Но Богдан Матвеевич оставил уловку без ответа: он рассеянно улыбался, покуривая трубку, и по-прежнему ворошил Захаркину голову. Да и то сказать: с тайною и сам человек иной, ему другая цена.
...А дело-то было из ряда вон. На медвежьей охоте в звенигородских лесах, когда царь брал зверя из берлоги на рогатину, подломилось вдруг ратовище, и Алексей Михайлович очутился под лесным хозяином. Подмял государя медведко и давай ворошить. И никого возле: ни ключников, ни стряпчих, ни окольничих, ни верных псарей, ни загонщиков, ни ближних бояр, ни думных дворян. Уже в памороке был государь, вовсе терял сознание, когда медведь, хрипя, вдруг отвалился на сторону. Это Богдан Матвеевич, бывший тогда в стольниках, оказался невдали, поспешил на помощь и кинжалом выпустил из медведя дух. Но странным было то, что царь на смертном поединке отчего-то остался один, без догляду и присмотру, словно бы вся челядь внезапно решилась проверить государеву судьбу. Происшествие затаили, грех свалили на случай, спасение на Господа и местночтимого святого Савву Сторожевского, но царь с тех пор баловал и тешил Хитрова, особенно приблизив к себе.

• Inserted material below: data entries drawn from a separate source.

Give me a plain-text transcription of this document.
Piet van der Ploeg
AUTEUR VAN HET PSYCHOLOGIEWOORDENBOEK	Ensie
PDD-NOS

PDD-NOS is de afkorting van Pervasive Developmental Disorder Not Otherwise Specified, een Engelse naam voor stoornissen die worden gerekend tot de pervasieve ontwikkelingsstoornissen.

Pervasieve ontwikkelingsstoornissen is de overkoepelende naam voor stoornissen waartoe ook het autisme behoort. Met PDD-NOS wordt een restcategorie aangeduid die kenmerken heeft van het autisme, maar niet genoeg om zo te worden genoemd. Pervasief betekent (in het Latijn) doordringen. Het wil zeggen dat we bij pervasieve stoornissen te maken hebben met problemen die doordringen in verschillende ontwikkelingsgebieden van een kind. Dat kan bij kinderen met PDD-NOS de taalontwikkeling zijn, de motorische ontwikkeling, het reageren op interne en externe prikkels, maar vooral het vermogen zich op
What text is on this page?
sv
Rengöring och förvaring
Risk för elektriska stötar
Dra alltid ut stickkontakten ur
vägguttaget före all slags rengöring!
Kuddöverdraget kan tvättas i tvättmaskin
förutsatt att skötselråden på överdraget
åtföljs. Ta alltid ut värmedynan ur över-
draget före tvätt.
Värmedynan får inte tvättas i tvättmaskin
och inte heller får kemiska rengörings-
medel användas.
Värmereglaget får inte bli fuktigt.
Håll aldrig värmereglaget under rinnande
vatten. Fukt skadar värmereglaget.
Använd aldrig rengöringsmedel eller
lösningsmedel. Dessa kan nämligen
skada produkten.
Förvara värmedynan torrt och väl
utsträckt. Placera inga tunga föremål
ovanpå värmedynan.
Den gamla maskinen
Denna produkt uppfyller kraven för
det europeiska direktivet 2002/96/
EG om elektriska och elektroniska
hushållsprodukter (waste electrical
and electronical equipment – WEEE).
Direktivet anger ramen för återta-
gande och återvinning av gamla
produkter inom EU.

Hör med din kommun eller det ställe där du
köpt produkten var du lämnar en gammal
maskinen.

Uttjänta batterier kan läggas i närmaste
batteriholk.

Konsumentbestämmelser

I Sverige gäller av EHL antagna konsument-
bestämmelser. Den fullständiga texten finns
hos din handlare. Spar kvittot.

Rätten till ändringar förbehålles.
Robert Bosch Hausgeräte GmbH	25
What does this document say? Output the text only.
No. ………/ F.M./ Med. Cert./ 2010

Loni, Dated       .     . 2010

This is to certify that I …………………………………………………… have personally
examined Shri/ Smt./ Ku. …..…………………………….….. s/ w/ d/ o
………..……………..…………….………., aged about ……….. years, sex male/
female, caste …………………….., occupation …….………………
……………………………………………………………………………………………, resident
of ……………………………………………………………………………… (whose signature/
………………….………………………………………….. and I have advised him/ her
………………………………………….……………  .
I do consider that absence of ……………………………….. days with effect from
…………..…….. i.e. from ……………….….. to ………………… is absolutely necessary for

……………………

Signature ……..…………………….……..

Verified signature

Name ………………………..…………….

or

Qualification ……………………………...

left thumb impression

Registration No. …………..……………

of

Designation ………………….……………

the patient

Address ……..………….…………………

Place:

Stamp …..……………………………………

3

– Я тебе, Богдан Матвеевич, литовку дам во временницы. Она не только колдунья, но и целебница и утешница. Впрямь по-русски будет, ягодка красная. – Берлов поцеловал щепоть, но каменное выражение его лица не переменилось. – Аль струсишь, боярин?
– Никогда не трушивал и слово такое не ведомо, – веско упрекнул Хитров. – Трех агарян на пику брал и не пошатнулся. Ты, Берлов, дразнишься иль виды имеешь?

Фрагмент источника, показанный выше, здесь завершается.